Awareness in Action by Andrzej Łyda & Konrad Szcześniak

Awareness in Action by Andrzej Łyda & Konrad Szcześniak

Author:Andrzej Łyda & Konrad Szcześniak
Language: eng
Format: epub
Publisher: Springer International Publishing, Cham


2 Literature Review

2.1 Hedging

The notion of ‘hedge’ has been defined in many different ways (Lakoff 1972; Markkanen and Schröder 1997; Channell 1994) as it has expanded from a linguistic term to a concept with communicative, interactional and pragmatic connotations. The term was coined by Lakoff (1972, p. 195), where it was used to refer to the semantic concept denoting “words or phrases whose job it is to make things more or less fuzzy.” Within the domain of pragmatics, hedges have over the time become words or phrases that mitigate the force of an utterance and in this way act as face-saving devices (Brown and Levinson 1987; Markannen and Schröder 1997).
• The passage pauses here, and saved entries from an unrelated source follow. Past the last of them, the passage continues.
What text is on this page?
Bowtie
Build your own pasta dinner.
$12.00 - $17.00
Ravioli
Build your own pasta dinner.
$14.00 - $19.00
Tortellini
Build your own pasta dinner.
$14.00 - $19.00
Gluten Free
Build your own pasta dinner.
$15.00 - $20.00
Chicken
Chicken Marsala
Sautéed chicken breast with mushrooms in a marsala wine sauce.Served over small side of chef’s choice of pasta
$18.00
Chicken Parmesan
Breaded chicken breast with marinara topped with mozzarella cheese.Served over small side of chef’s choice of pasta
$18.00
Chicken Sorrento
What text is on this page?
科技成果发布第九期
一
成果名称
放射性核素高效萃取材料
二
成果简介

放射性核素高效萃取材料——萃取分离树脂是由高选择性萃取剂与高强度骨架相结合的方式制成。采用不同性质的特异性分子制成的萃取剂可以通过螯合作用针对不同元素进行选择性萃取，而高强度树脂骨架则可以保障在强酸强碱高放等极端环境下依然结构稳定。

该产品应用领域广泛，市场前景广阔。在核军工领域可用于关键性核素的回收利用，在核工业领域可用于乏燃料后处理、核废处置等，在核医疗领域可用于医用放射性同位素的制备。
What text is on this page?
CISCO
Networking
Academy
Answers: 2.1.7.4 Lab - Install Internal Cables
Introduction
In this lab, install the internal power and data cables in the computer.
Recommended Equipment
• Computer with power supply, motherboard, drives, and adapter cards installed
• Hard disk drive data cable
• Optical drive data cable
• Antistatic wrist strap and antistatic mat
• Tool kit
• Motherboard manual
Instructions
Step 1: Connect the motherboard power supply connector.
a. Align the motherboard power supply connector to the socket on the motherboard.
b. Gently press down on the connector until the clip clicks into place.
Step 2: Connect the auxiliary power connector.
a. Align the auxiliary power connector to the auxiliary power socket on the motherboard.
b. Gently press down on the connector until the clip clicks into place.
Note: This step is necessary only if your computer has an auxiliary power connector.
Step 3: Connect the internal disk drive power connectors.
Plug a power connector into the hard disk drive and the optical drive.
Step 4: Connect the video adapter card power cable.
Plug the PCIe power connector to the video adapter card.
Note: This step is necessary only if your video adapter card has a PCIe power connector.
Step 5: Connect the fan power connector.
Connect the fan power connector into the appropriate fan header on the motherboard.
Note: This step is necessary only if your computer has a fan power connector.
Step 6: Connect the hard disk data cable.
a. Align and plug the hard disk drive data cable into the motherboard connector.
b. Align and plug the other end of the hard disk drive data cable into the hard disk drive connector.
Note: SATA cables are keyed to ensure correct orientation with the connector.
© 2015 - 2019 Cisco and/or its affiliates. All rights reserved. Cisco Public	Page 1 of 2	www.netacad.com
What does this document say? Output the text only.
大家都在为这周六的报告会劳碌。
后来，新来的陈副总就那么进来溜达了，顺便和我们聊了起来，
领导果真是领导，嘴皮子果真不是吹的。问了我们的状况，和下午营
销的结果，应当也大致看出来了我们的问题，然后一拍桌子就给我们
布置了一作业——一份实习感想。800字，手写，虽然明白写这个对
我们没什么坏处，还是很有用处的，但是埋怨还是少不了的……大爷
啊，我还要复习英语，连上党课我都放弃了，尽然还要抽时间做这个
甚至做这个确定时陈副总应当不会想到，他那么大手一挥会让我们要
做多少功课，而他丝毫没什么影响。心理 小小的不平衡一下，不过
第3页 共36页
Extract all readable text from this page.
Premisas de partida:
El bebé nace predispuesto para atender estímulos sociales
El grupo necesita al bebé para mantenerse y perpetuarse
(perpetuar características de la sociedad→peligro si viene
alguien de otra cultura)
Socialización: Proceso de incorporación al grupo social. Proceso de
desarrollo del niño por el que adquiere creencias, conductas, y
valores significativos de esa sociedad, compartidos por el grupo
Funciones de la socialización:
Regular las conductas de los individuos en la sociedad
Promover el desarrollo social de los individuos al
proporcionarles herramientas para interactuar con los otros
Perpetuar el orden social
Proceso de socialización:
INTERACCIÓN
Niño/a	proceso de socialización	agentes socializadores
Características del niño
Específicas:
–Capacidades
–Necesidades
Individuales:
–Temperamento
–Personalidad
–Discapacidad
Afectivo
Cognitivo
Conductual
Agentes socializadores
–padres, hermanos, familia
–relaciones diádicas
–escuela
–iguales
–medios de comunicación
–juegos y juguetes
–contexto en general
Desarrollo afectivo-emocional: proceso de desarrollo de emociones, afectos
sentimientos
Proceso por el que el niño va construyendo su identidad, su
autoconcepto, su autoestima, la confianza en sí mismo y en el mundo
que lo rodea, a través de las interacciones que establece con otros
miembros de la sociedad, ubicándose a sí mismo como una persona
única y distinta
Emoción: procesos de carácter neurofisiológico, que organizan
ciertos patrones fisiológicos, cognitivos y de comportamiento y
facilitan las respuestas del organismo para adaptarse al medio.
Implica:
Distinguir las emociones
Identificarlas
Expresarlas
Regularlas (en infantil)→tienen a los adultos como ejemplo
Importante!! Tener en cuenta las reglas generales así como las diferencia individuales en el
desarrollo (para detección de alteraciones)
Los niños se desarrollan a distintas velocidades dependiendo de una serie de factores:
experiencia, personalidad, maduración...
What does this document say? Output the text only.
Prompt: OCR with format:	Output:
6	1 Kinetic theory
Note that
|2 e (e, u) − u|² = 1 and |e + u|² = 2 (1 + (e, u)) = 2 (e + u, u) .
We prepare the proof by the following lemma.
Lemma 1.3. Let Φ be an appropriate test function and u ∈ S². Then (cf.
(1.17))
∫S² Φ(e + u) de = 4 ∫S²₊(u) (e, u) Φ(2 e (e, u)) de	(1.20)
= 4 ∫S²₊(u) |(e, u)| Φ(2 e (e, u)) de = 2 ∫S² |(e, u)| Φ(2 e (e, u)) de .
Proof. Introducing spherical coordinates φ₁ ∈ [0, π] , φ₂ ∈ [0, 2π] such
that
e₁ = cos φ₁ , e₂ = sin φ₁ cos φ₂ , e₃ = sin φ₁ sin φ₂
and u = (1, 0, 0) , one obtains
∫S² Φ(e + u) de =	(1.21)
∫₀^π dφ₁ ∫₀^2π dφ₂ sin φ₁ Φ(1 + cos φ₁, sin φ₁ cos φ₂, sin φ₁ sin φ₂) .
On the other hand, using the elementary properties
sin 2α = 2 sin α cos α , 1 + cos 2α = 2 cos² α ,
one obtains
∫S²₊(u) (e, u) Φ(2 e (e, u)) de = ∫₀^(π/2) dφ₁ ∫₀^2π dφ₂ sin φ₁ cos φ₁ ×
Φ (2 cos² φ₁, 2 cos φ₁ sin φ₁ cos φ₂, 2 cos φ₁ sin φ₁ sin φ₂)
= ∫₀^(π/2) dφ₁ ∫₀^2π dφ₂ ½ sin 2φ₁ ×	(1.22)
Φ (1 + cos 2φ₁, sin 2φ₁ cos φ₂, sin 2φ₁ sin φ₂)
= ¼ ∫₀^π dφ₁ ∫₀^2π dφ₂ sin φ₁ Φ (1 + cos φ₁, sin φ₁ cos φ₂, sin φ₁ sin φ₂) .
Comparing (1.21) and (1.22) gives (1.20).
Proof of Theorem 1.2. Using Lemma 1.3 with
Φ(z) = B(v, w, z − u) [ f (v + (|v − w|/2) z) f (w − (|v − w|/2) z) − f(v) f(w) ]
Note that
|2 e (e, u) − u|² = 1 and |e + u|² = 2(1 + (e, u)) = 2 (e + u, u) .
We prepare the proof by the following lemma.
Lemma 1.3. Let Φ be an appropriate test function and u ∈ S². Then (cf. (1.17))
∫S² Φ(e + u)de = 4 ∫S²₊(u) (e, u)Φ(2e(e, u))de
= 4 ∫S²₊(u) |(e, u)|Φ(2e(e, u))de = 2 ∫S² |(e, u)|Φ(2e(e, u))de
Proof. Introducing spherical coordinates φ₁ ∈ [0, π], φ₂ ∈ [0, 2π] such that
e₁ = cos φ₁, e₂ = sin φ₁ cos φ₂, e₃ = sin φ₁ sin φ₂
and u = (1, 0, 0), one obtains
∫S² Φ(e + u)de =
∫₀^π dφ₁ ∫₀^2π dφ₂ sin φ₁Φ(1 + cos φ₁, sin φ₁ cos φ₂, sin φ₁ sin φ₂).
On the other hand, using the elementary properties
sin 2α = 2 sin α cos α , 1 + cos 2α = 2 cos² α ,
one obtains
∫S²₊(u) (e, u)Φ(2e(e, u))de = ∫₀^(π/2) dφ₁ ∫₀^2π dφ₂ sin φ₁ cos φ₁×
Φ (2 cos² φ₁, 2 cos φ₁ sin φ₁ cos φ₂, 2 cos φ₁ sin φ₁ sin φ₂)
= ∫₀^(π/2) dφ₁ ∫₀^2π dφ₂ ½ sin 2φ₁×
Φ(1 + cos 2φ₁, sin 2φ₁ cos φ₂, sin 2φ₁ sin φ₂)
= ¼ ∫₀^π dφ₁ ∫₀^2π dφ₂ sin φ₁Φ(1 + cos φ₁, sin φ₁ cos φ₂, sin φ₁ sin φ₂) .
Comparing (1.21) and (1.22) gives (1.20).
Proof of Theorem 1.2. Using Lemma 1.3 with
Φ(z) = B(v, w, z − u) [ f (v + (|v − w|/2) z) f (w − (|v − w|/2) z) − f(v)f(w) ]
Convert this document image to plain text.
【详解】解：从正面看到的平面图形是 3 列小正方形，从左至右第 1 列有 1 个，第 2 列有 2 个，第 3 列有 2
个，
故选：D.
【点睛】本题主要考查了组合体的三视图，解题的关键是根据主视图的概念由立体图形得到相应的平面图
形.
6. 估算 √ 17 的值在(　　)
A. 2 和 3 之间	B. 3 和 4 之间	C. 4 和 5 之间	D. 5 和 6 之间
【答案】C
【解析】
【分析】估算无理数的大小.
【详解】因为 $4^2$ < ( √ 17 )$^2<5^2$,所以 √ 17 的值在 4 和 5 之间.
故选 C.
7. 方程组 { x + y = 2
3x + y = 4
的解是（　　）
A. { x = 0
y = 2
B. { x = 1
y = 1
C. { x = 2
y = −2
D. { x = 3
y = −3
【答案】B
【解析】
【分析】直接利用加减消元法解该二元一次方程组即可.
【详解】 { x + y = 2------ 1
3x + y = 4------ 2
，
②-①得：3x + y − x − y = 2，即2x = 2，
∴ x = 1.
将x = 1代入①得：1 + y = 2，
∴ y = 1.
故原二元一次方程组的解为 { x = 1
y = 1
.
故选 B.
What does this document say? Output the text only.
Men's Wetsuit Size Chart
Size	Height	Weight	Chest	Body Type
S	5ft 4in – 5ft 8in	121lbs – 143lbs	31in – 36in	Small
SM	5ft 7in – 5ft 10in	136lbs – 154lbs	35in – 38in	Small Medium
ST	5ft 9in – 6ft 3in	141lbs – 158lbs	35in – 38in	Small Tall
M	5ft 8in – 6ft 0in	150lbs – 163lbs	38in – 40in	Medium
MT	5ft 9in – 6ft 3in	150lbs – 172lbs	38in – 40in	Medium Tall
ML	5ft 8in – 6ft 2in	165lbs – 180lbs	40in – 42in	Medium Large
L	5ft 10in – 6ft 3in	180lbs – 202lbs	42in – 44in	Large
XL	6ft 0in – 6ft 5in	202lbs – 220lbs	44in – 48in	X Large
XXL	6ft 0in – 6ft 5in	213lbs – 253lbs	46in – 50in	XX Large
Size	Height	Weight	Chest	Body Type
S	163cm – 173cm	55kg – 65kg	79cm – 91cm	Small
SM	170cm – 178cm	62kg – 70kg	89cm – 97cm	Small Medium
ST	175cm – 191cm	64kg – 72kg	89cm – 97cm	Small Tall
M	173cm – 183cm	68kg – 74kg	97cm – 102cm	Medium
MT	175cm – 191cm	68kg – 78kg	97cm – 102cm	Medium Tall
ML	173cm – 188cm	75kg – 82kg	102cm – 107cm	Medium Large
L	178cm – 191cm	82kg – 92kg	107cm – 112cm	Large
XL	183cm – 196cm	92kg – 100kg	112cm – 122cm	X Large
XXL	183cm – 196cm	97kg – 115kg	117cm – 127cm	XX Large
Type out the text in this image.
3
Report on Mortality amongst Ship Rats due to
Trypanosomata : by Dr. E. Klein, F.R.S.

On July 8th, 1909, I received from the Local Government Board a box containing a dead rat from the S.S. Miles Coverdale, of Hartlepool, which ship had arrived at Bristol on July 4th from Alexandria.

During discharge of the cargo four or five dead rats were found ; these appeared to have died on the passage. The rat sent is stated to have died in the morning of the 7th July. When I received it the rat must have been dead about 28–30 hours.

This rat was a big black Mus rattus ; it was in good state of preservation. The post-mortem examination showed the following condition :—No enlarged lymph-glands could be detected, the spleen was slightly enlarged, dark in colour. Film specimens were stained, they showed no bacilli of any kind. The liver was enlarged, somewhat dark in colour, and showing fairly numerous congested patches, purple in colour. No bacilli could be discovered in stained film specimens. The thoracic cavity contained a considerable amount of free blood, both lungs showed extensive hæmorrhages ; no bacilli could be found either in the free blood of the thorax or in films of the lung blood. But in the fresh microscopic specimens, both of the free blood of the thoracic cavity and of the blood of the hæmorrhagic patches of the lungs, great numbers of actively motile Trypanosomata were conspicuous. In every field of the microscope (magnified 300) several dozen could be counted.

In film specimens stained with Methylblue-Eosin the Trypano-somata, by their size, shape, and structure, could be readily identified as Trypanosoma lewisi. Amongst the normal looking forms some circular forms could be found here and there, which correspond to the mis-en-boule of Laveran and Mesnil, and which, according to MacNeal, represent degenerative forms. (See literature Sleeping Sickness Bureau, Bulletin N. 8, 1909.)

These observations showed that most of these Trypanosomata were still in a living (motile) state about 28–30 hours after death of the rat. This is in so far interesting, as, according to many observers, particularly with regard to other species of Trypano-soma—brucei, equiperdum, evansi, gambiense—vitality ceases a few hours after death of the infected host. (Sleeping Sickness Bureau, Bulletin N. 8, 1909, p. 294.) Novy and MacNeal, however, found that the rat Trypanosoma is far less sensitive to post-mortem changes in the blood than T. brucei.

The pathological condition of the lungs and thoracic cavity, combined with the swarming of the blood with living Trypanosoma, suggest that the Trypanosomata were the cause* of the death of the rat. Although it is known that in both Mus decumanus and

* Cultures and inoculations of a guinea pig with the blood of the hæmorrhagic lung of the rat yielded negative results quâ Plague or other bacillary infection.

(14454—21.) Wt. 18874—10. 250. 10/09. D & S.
Traditionally hedges have been viewed as empty fillers that should be avoided at all costs (Fox Tree 2007). O’Donnell and Todd (1991, p. 69) refer to you see, you know, I mean as “phrases which occur with varying frequency in informal speech, or with unskillful speakers.” Language users also seem to have negative perceptions about hedging because it shows uncertainty that is perceived as an indicator of unreliability. On the other hand, native speakers very often regard non-native speakers as rude or too direct because they do not hedge (Nugroho 2002, p. 17).

Spoken corpora (e.g. MICASE; CANCODE) reveal that hedges are pervasive in native speaker spoken discourse and perform important pragmatic functions. They act as softeners, conversational cooperative devices and politeness strategies (Nugroho 2002). Although hedging devices play a prominent role in spoken discourse, they are undervalued in the teaching context. As a result, non-native speakers’ use of hedging devices differs significantly from that of native-speakers (Nikula 1997). Channell (1994, p. 21) observes that “it is often noticed by teachers that English of advanced students, while grammatically, phonologically, and lexically correct, may sound rather bookish and pedantic to a native speaker. This results in part from an inability to include appropriate vague expressions.”

Despite the importance of hedges for effective communication, surprisingly little research has been done on the acquisition of these devices by foreign language learners.